Argumento de Macaxeira: “Se você quer apanhar, vem apanhar na casa de seu avô. Ou de teu pai. A gente vai bater com muito carinho. Não precisa apanhar de estranho na rua ou em academias. No fim das contas, quem vai consertar o estrago é a família. Então a gente arrebenta e conserta, até aprender que apanhar não é gostoso”. Não deixa de ser uma teoria interessante. Muitos garotos se entusiasmam com a violência desta luta e extrapolam. E não raro chegam em casa sem um pedaço do dedo ou da orelha. E mais: orgulhosos porque também arrancaram um pedaço do oponente. Macaxeira disse que viu lutas na televisão e se impressionou. “Menino, meu pai foi cangaceiro. Eu não tenho medo de sangue e nem de homem. Mas aquilo é exagero. Aquilo é violência gratuita. Os homens arrancam pedaços um do outro sem o menor motivo”.

Eu disse que concordava com ele. Mas havia motivo naquilo. Ele quis saber e eu disse que era entretenimento, diversão. Ele arregalou os olhos: “Aquilo nem é coisa de animal, porque animal arranca pedaço de outro para comer e não para se divertir”. E para mostrar que estava por dentro do assunto, disse: “Você sabia que até as mulheres estão se deformando de pancada nesta luta infame?”. Eu disse que sabia e ele falou que aquilo era desumano: “As mulheres não precisam seguir os homens nas coisas malucas. Só nas boas”. Pior era que eu concordava. Eu disse que as lutas se transformaram na coqueluche internacional, desbancando lutas de boxe. Macaxeira estava inconformado: “Para mim é coisa de sadomasoquista, porque quem gosta de ver gente arrancando sangue de gente é masoquista”.
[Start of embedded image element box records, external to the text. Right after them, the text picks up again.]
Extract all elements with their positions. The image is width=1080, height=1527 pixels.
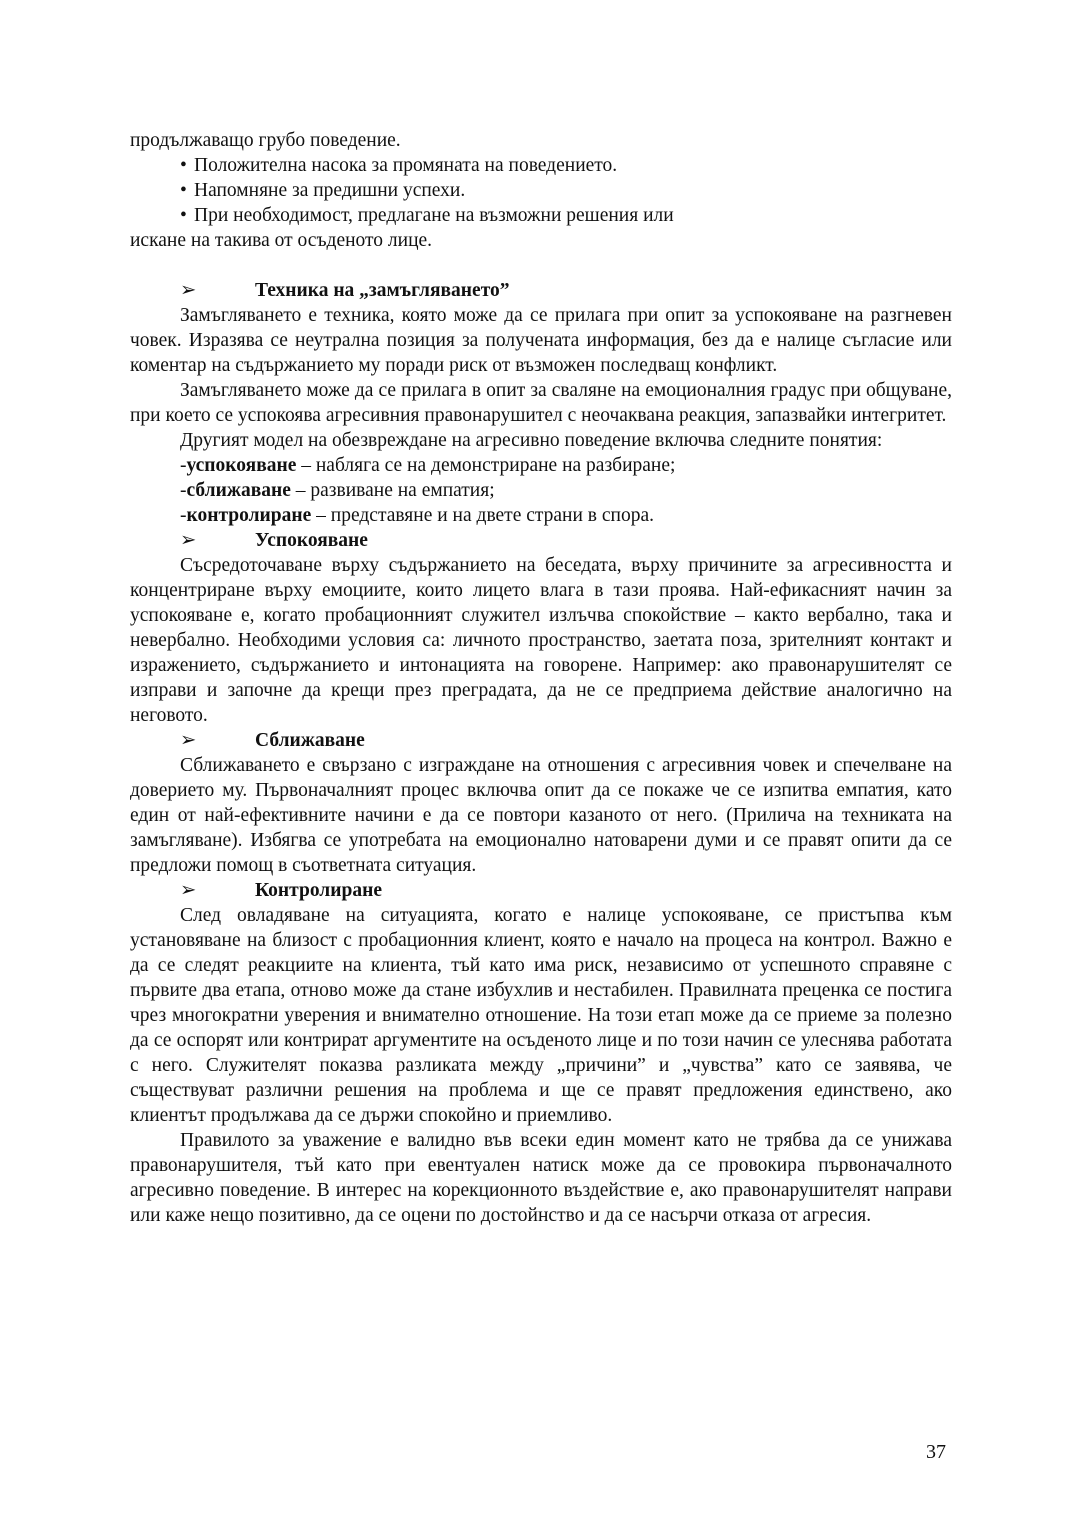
paragraph: След овладяване на ситуацията, когато е налице успокояване, се пристъпва към установяване на близост с пробационния клиент, която е начало на процеса на контрол. Важно е да се следят реакциите на клиента, тъй като има риск, независимо от успешното справяне с първите два етапа, отново може да стане избухлив и нестабилен. Правилната преценка се постига чрез многократни уверения и внимателно отношение. На този етап може да се приеме за полезно да се оспорят или контрират аргументите на осъденото лице и по този начин се улеснява работата с него. Служителят показва разликата между „причини” и „чувства” като се заявява, че съществуват различни решения на проблема и ще се правят предложения единствено, ако клиентът продължава да се държи спокойно и приемливо. <box>130 905 952 1126</box>
bullet-text: Напомняне за предишни успехи. <box>194 180 466 201</box>
bullet-item <box>130 153 952 178</box>
term-prefix: - <box>180 480 187 501</box>
heading-text: Контролиране <box>255 880 382 901</box>
bullet-icon: • <box>180 155 187 176</box>
heading-text: Успокояване <box>255 530 368 551</box>
term-item <box>130 453 952 478</box>
term-prefix: - <box>180 505 187 526</box>
term-bold: успокояване <box>186 455 297 476</box>
page-number: 37 <box>926 1441 946 1463</box>
arrow-icon: ➢ <box>180 280 197 301</box>
bullet-text: Положителна насока за промяната на поведението. <box>194 155 618 176</box>
section-heading-control <box>130 878 952 903</box>
section-heading-approach <box>130 728 952 753</box>
page-content <box>130 128 952 1228</box>
section-heading-blur <box>130 278 952 303</box>
paragraph: Замъгляването е техника, която може да се прилага при опит за успокояване на разгневен човек. Изразява се неутрална позиция за получената информация, без да е налице съгласие или коментар на съдържанието му поради риск от възможен последващ конфликт. <box>130 305 952 376</box>
bullet-text: При необходимост, предлагане на възможни решения или <box>194 205 674 226</box>
paragraph: Сближаването е свързано с изграждане на отношения с агресивния човек и спечелване на доверието му. Първоначалният процес включва опит да се покаже че се изпитва емпатия, като един от най-ефективните начини е да се повтори казаното от него. (Прилича на техниката на замъгляване). Избягва се употребата на емоционално натоварени думи и се правят опити да се предложи помощ в съответната ситуация. <box>130 755 952 876</box>
spacer <box>130 253 952 278</box>
section-heading-calm <box>130 528 952 553</box>
term-bold: контролиране <box>186 505 312 526</box>
arrow-icon: ➢ <box>180 880 197 901</box>
term-bold: сближаване <box>186 480 291 501</box>
term-description: – развиване на емпатия; <box>290 480 495 501</box>
bullet-item <box>130 178 952 203</box>
paragraph: Замъгляването може да се прилага в опит за сваляне на емоционалния градус при общуване, при което се успокоява агресивния правонарушител с неочаквана реакция, запазвайки интегритет. <box>130 380 952 426</box>
arrow-icon: ➢ <box>180 530 197 551</box>
term-description: – представяне и на двете страни в спора. <box>311 505 655 526</box>
bullet-continuation: искане на такива от осъденото лице. <box>130 230 433 251</box>
paragraph: Другият модел на обезвреждане на агресивно поведение включва следните понятия: <box>180 430 883 451</box>
bullet-icon: • <box>180 180 187 201</box>
heading-text: Сближаване <box>255 730 365 751</box>
bullet-icon: • <box>180 205 187 226</box>
bullet-item <box>130 203 952 228</box>
term-item <box>130 503 952 528</box>
intro-continuation: продължаващо грубо поведение. <box>130 130 401 151</box>
arrow-icon: ➢ <box>180 730 197 751</box>
closing-paragraph: Правилото за уважение е валидно във всеки един момент като не трябва да се унижава правонарушителя, тъй като при евентуален натиск може да се провокира първоначалното агресивно поведение. В интерес на корекционното въздействие е, ако правонарушителят направи или каже нещо позитивно, да се оцени по достойнство и да се насърчи отказа от агресия. <box>130 1130 952 1226</box>
term-description: – наблягa се на демонстриране на разбиране; <box>296 455 676 476</box>
heading-text: Техника на „замъгляването” <box>255 280 510 301</box>
term-item <box>130 478 952 503</box>
paragraph: Съсредоточаване върху съдържанието на беседата, върху причините за агресивността и концентриране върху емоциите, които лицето влага в тази проява. Най-ефикасният начин за успокояване е, когато пробационният служител излъчва спокойствие – както вербално, така и невербално. Необходими условия са: личното пространство, заетата поза, зрителният контакт и изражението, съдържанието и интонацията на говорене. Например: ако правонарушителят се изправи и започне да крещи през преградата, да не се предприема действие аналогично на неговото. <box>130 555 952 726</box>
term-prefix: - <box>180 455 187 476</box>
Eu disse que seria mais sensato restaurar os antigos coliseus romanos e soltar os homens para enfrentar os leões. Pelo menos, neste caso, os leões não iam passar fome e não ia correr risco de extinção. Pode parecer radicalismo, mas o princípio é o mesmo. Macaxeira me olhou sério: “Fecha esta matraca, menino! Não fale bobagem desta por aí que pode aparecer um espertalhão para fazer a coisa. Porque se alguém trouxer isto de volta, público vai ter. E anunciante também. Provavelmente algum frigorífico”. Eu resolvi mudar de assunto: “E a cidade, Macaxeira?”. Ele perguntou: “O que tem a cidade?”. Eu disse que era fria. Ele me olhou espantado: “Frio? Você está brincando! Você tinha que ver no dia em que eu cheguei aqui. Tinha neve na rua. Agora não. Acabou o frio de Curitiba. N&,atilde;o tem mais nada”.